- Born: Dublin, Ireland
- Occupations: Actor, comedian
- Years active: 1995–present
- Known for: Fair City (Fiona Piggott), Derry Girls (Deirdre Mallon)
- Notable work: I Went Down (1997), Ella Enchanted (2004), Wake Wood (2009), The Man Who Invented Christmas (2017), Fair City (TV series), Derry Girls (TV series)
- Television: Fair City, Derry Girls, Val Falvey, TD, Little Women, Finbar’s Class, Dublin Murders.
- Spouse: Anthony Brophy
- Children: 2

= Amelia Crowley =

Irish actress

Amelia Crowley is an Irish actress and stand-up comedian from Dublin. She is best known for her television roles, including Fiona Piggott in RTÉ’s soap opera Fair City and Deirdre Mallon in the Channel 4 comedy series Derry Girls. Crowley has also appeared in films such as I Went Down, Ella Enchanted, Wake Wood, and The Man Who Invented Christmas, and has worked extensively in Irish and UK theatre.

== Career ==
Crowley has made film appearances in I Went Down and Ella Enchanted.

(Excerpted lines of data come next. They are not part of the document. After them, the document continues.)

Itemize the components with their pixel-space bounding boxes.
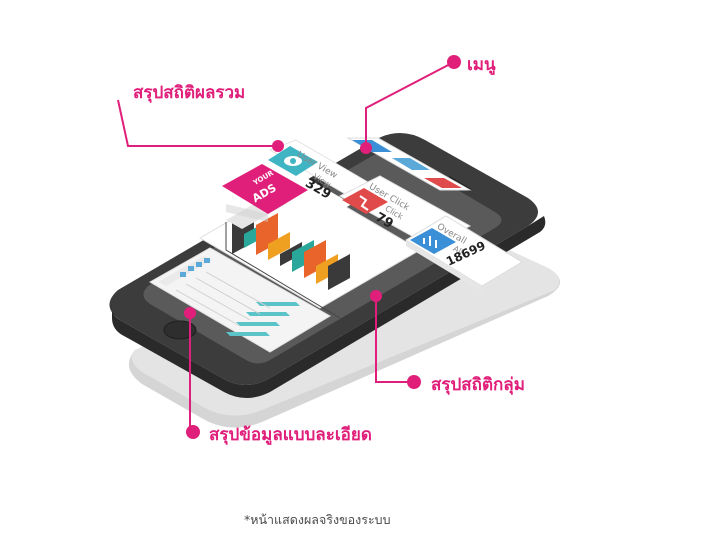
group-summary-label: สรุปสถิติกลุ่ม [431,375,525,395]
group-summary-anchor-dot [370,290,382,302]
group-summary-dot [407,375,421,389]
menu-dot [447,55,461,69]
detail-summary-label: สรุปข้อมูลแบบละเอียด [209,425,372,445]
menu-line [365,61,455,146]
footnote: *หน้าแสดงผลจริงของระบบ [244,512,391,527]
detail-summary-dot [186,425,200,439]
menu-anchor-dot [360,142,372,154]
detail-summary-anchor-dot [184,307,196,319]
overall-summary-line [117,99,278,147]
overall-summary-dot [272,140,284,152]
phone-illustration [109,55,560,439]
overall-summary-label: สรุปสถิติผลรวม [133,83,246,103]
home-button-icon [163,320,197,340]
menu-label: เมนู [467,55,496,75]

In 2001, Crowley played Yvonn in RTÉ Two's sitcom, The Cassidys. In 2007, Crowley joined the cast of Fair City playing husband-murderer, Fiona Piggott, a love interest for Paul Brennan. She left the soap in 2011, but returned in 2020.

== Filmography ==

- I Went Down, 1997
- Ella Enchanted Fairy Administrator, 2004
- Wake Wood, 2009
- The Man Who Invented Christmas, 2017

===Television===
- Finbar's Class, Lorraine, 1995
- Val Falvey, TD, 2005
- Dublin Murders, 2019
- Derry Girls, Deirdre Mallon, 2018–2022

==Theatre work==

- F! Riverbank theatre, Dublin 1993
- Twenty Grand Peacock Theatre 1998
- Car Show, Car Show 2 Meeting House Square 1998-2000
- The Star Trap Bewley's Café 2002
- The Plough and the Stars
- Podge And Rodge Live Vicar Street 2006
- Little Gem Bush Theatre 2010
- The Cavalcaders Druid Theatre 2022

==Personal life==
Crowley is married to author and fellow actor Anthony Brophy. They have two children.